Önce Başbakan Erdoğan, CHP Genel Başkanı Kılıçdaroğlu’nu “Baasçı” olmakla suçladı. Sonra AKP sözcüsü Hüseyin Çelik, “CHP, Türkiye’nin Baasçı partisidir!” dedi. İktidar medyasının Çobanyıldızı Star gazetesi, muktedir parmağın sallandığı yönü manşetledi: “Yerli Baasçıların hedefi, Hatay’da mezhep kavgası!”
Emir borusu çalınca yalama olmuş teneke megafonlarına sarılan çığırtkanlar, yalaka yakınma ve yankılamalarına başladılar.
Kendisini memalik vekili seçtiren efendisinin sebbabesi (işaretparmağı) Mehmet Metiner; CHP ve BDP’den başlayıp Türkiye’nin saldırgan Suriye politikasına karşı çıkan kim varsa Baasçı ilan etti. Hızını alamayıp Che Guevara’yı da kattığı Baasçılığı, 28 Şubat muhtırasından da sorumlu tutup, çelişkiden kim ölmüş, muhtıranın hedefindeki İslamcı odaklarda bile Baasçılık buldu!
***
Kimi yalancılar, artık doğru söylediklerine inandırmak için eskiden yalancı olduklarını itiraf ederek başlarlar ya söze... Kimi yollardan dönenler de artık doğru yolda olduklarını, yanıldıklarını itiraf ve pişmanlıklarını açıklayarak kanıtlamaya çalışırlar. Güvenilirlik oluşturmaya yönelik bu günah çıkarmaya, “mea culpa” deniyor.

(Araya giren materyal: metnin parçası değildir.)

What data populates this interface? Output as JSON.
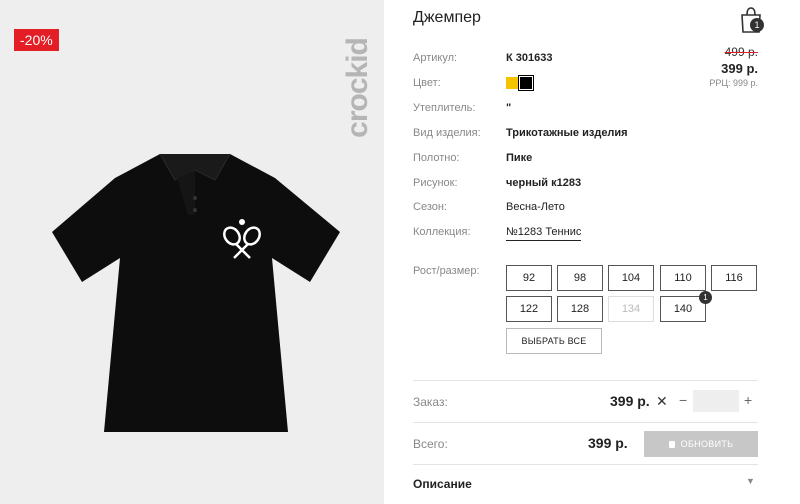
{
  "product": {
    "title": "Джемпер",
    "discount_badge": "-20%",
    "brand": "crockid",
    "old_price": "499 р.",
    "new_price": "399 р.",
    "rrc": "РРЦ: 999 р.",
    "cart_count": "1"
  },
  "attributes": [
    {
      "label": "Артикул:",
      "value": "К 301633"
    },
    {
      "label": "Цвет:",
      "value": ""
    },
    {
      "label": "Утеплитель:",
      "value": "\""
    },
    {
      "label": "Вид изделия:",
      "value": "Трикотажные изделия"
    },
    {
      "label": "Полотно:",
      "value": "Пике"
    },
    {
      "label": "Рисунок:",
      "value": "черный к1283"
    },
    {
      "label": "Сезон:",
      "value": "Весна-Лето"
    },
    {
      "label": "Коллекция:",
      "value": "№1283 Теннис"
    }
  ],
  "colors": {
    "swatch_yellow": "#f5c400",
    "swatch_black": "#000000",
    "discount": "#e31e24"
  },
  "sizes": {
    "label": "Рост/размер:",
    "items": [
      "92",
      "98",
      "104",
      "110",
      "116",
      "122",
      "128",
      "134",
      "140"
    ],
    "selected_badge": "1",
    "select_all": "ВЫБРАТЬ ВСЕ"
  },
  "order": {
    "label": "Заказ:",
    "price": "399 р.",
    "clear": "✕",
    "minus": "−",
    "plus": "+",
    "quantity": ""
  },
  "total": {
    "label": "Всего:",
    "price": "399 р.",
    "update_button": "ОБНОВИТЬ"
  },
  "description": {
    "label": "Описание",
    "chevron": "▼"
  }
}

Bizim ellerdeki “mea culpa” vurgunlarının başında da Hasan Cemal geliyor. Öyle çok günah işlemiş ki... Kâsesi doldukça kararan geçmişini ve ufku genişledikçe daralan içini tomar tomar kâğıtlara, cilt cilt kitaplara döktü, çıkara çıkara bitiremedi. Her şeyi, hatta asla olmadığını bile itiraf etti, “Bir zamanlar solcuydum” diye kitap yazdı!

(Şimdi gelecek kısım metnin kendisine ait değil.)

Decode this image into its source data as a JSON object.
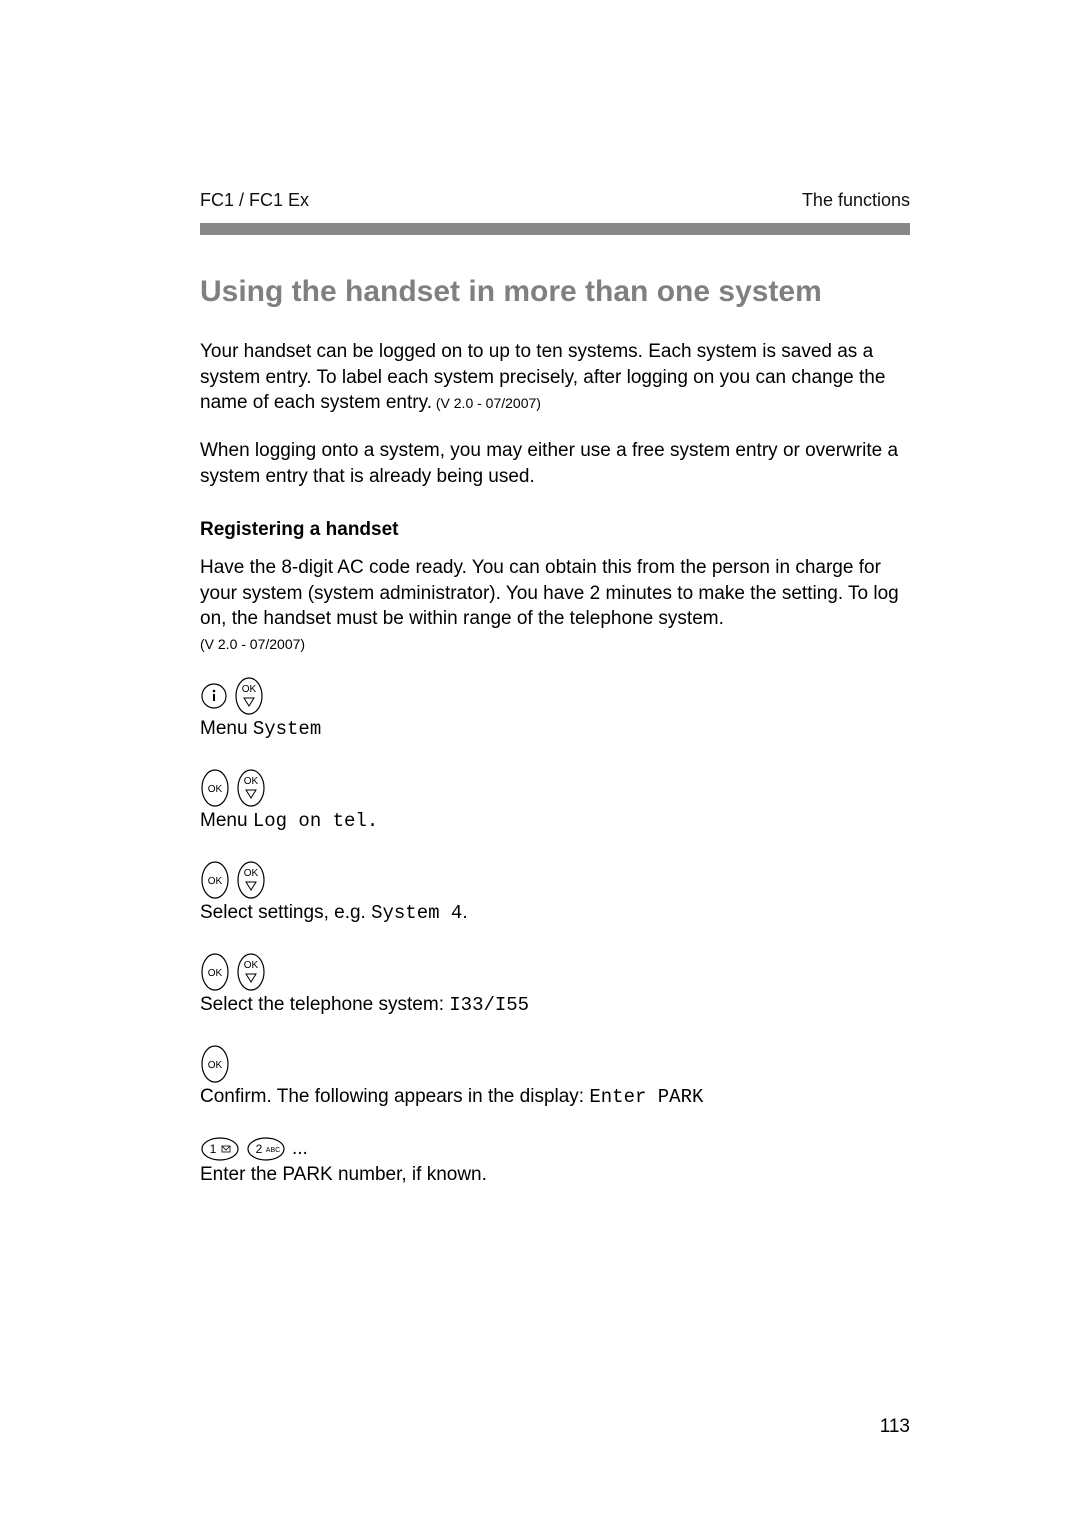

İnsanın içinden, vallahi vicdanlı adammış, diyesi geliyor ama, her şeyin bir sınırı var. Pişmanlıkları kabak tadı vermişti ki geçen hafta karşımıza güncellenmiş bir eski günah, “Ben de Baasçıydım bir zamanlar. Bilmiyordum, ama öyleydim” diye çıkmasın mı?
***
Yetmemiş, aynı furyada “İttihatçılığını” da itiraf etmiş. Osmanlı’yı batıran Enver, Talat ve Cemal Paşa’lardan üçüncüsünün torunu olmaklığından bile günah türetip, onu da “İttihatçı dedem Cemal Paşa’nın ruhu beni uzun yıllar rahatsız etmişti” diye aradan çıkarmış. Ama çelişkiden kim ölmüş dedik ya, nedense dedesi Cemal Paşa’nın İttihatçı ruhu tarafından rahatsız edilirken yine de İttihatçı olmayı nasıl başardı, onu açıklamamış...

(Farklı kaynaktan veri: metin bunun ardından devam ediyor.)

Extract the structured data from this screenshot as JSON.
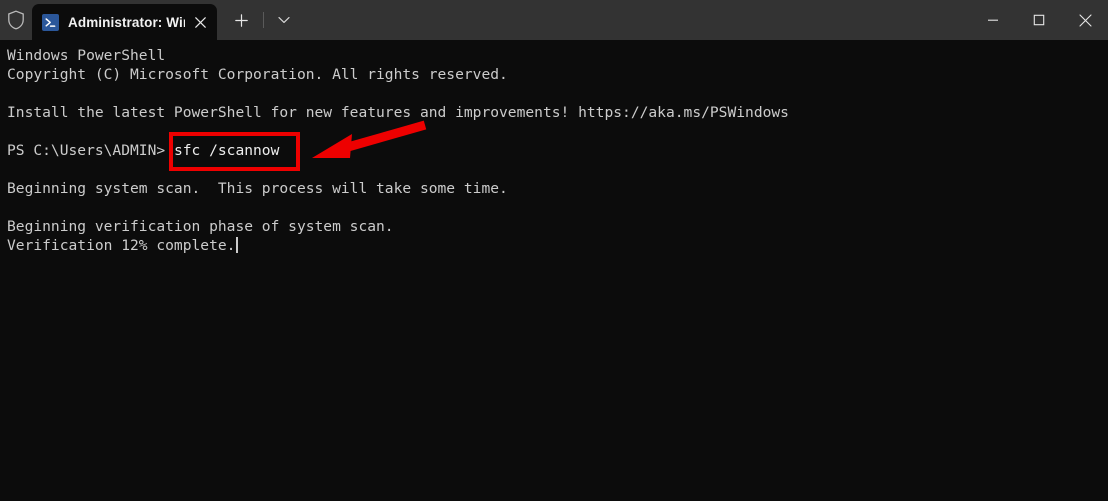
{
  "window": {
    "shield_icon": "shield-icon",
    "controls": {
      "minimize_label": "Minimize",
      "maximize_label": "Maximize",
      "close_label": "Close"
    }
  },
  "tabstrip": {
    "active_tab": {
      "icon": "powershell-icon",
      "title": "Administrator: Windows Powe",
      "close_label": "Close tab"
    },
    "new_tab_label": "New tab",
    "dropdown_label": "Open a new tab dropdown"
  },
  "terminal": {
    "background": "#0c0c0c",
    "foreground": "#cccccc",
    "lines": [
      "Windows PowerShell",
      "Copyright (C) Microsoft Corporation. All rights reserved.",
      "",
      "Install the latest PowerShell for new features and improvements! https://aka.ms/PSWindows",
      ""
    ],
    "prompt": "PS C:\\Users\\ADMIN> ",
    "command": "sfc /scannow",
    "output_lines": [
      "",
      "Beginning system scan.  This process will take some time.",
      "",
      "Beginning verification phase of system scan.",
      "Verification 12% complete."
    ],
    "cursor_visible": true
  },
  "annotations": {
    "highlight_color": "#ee0000",
    "box_target": "sfc /scannow",
    "arrow_direction": "points-left-to-command"
  }
}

“Ben de bir zamanlar...” diye itiraf edince kendini aklandı mı sanıyor nedir; bizim İttihatçılar, bizim Baasçılar diye Enver’in bıyığından başlayıp Kemalistlerin kalpağına kadar aklına esen kıla tüye saydırmış ve saldırmış, sonuncu “mea culpa”sında.
Bunca yıldır yanılgılarını itiraf eden Hasan Cemal’in bugün yanıldığını da yarın itiraf etmesini bekliyoruz, elbet.
Siyasal metodolojiye değil, sayısal meteorolojiye göre yön değiştiren sakil kafaların, akil gibi yapmasının elbette bir bedeli var: Geçmişte yanılana, bugün tersini söylüyor diye mi inanılır?
***
İktidara muhalif kim varsa Baasçı yapanlar, her 16 yılda yeni bir kuşağın yetiştiği genç Türkiye’ye, “Baas”ın ne, Baasçılığın nasıl bir şey olduğunu açıklamayı bile düşünemeyecek kadar kendileriyle dolu, küflü zihinler.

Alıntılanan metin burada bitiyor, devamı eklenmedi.